El objetivo de los controles es canalizar el flujo de refugiados, registrar a las personas y distribuirlas en campamentos de acogida en toda Alemania. Pero eso ha tenido consecuencias, en parte dramáticas, para la región de Berchtesgaden. Antes viajaba un tren de Freilassing a Salzburgo cada 10 minutos, y la frecuencia era aún mayor en las horas punta. Ahora, el recorrido se ha suspendido parcialmente. Nadie sabe cuándo volverá a la normalidad. A eso se suman los permanentes controles en las autopistas. La consecuencia: atascamientos en las rutas desde y hacia Austria.

Anke Demmrich dirige la mayor tienda de vestuario de la localidad. Señala que “debido a los controles fronterizos, viene un 30 por ciento menos de clientes de Salzburgo, lo que deriva naturalmente en una fuerte reducción de las ventas”.

Thomas Scheid, del Foro Económico de Freilassing, confirma el retroceso de ingresos en toda la región. Pero no solo por eso lamenta la situación. “Hacía años que ya no teníamos más fronteras aquí”, indica. En efecto: diariamente circulan miles de escolares y gente de negocios entre Austria y Alemania. La población se siente estrechamente ligada a ambos lados de la frontera. En los últimos años ha habido una serie de proyectos transfronterizos, sobre todo en el sector del turismo. Todo eso ha sido financiado por la Unión Europea e impulsado por la idea de una Europa sin fronteras nacionales. Por lo menos esto último parece haber quedado en el pasado.

Dramatismo exagerado

Freilassing Anke Demmrich

Anke Demmrich: "La situación no es tan dramática".

Pero los controles fronterizos son solo una parte del problema. Los lugareños también atribuyen responsabilidad a la prensa, que pinta la situación más dramática de lo que es. Anke Demmrich señala que, debido a la información de los medios, la gente “cree que aquí impera el caos total”.

En la práctica, sin embargo, en la pequeña ciudad no se nota prácticamente el paso de los miles de refugiados. La Policía los recoge directamente en la estación y los lleva al lugar donde son registrados. Bernhard Zimmer, de Los Verdes, destaca que la situación no es en absoluto caótica. Asegura que todo marcha organizadamente: “Tanto la Policía como Cáritas, la Cruz Roja y los voluntarios trabajan juntos en forma excelente”.

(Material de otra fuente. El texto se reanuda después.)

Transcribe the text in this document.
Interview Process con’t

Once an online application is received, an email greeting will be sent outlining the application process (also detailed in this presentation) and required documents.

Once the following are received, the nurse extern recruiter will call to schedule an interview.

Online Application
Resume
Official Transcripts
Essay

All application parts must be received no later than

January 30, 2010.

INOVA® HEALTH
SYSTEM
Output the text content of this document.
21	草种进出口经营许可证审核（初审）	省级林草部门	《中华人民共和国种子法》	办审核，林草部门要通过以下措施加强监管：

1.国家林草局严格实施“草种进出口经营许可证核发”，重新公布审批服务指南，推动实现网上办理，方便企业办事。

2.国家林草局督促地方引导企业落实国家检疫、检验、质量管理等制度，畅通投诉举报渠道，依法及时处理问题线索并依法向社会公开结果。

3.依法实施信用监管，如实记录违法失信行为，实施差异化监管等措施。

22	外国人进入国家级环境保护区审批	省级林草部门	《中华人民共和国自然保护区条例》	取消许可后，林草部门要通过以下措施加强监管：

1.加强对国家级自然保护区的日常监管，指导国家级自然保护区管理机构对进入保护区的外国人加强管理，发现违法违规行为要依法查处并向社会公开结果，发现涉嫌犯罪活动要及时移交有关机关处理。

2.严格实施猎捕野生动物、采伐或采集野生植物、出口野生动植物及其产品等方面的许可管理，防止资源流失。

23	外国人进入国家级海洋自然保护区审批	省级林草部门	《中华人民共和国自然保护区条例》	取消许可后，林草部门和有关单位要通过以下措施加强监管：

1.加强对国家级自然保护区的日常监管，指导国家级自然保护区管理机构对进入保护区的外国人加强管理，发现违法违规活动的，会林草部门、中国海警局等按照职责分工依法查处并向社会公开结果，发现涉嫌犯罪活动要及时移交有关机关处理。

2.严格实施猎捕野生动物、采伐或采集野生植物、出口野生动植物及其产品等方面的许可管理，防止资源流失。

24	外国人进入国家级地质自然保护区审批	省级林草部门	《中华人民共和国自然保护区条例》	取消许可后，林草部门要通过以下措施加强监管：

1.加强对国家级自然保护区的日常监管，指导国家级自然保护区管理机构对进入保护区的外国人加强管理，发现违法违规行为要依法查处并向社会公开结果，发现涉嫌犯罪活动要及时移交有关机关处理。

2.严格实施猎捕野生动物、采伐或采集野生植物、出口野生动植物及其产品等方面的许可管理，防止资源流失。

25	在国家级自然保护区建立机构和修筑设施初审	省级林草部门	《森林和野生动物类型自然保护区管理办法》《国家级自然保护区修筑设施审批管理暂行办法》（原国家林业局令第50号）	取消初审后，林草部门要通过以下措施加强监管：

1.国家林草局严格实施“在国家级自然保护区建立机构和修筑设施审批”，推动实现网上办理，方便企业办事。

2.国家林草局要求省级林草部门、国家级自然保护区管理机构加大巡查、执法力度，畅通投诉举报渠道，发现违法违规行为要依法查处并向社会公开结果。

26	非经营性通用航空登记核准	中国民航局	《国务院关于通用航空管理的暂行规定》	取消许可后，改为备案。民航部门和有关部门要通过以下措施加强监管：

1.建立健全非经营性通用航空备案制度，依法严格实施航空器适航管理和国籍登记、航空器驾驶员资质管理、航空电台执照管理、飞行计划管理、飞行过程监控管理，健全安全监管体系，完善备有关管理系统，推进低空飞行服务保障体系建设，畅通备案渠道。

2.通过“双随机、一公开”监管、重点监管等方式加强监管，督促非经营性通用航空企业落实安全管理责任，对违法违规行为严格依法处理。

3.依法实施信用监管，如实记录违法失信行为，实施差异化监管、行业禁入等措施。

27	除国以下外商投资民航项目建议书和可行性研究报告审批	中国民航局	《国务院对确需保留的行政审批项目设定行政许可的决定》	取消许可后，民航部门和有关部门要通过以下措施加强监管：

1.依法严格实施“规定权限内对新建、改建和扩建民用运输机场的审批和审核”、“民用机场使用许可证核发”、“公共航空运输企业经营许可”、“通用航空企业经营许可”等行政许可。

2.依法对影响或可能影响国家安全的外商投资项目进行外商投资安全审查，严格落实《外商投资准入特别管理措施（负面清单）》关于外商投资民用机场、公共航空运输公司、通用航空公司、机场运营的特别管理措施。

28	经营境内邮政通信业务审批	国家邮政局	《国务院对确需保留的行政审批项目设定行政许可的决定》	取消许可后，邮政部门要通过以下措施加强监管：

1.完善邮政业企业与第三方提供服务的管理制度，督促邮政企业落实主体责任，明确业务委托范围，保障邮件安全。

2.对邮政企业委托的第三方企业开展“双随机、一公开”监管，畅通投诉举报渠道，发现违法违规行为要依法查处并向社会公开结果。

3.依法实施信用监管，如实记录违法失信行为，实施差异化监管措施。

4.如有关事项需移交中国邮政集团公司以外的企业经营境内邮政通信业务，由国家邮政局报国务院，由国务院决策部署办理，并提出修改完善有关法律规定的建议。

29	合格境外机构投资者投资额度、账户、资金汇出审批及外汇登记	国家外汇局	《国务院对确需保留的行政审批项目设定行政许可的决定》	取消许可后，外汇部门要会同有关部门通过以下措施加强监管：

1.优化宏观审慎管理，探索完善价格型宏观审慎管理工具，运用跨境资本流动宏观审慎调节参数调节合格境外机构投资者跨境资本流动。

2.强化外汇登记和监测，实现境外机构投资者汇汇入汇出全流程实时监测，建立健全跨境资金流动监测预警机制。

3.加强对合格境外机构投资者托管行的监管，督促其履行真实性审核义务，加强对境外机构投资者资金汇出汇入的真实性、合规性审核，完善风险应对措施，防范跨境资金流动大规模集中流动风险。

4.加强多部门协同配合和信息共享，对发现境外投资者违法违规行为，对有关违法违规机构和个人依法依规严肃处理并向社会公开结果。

También Regina Pichler considera que la situación en la frontera no es tan dramática como a menudo se la presenta. Sus viajes regulares a Austria transcurren sin inconvenientes. “Siempre pasamos de inmediato. A veces nos toca esperar 10 minutos en la frontera, pero eso ya es mucho”, afirma. Y hace notar que las informaciones de prensa solo ahuyentan a los clientes, “cuando en la radio o la televisión dicen que hay que esperar una hora”.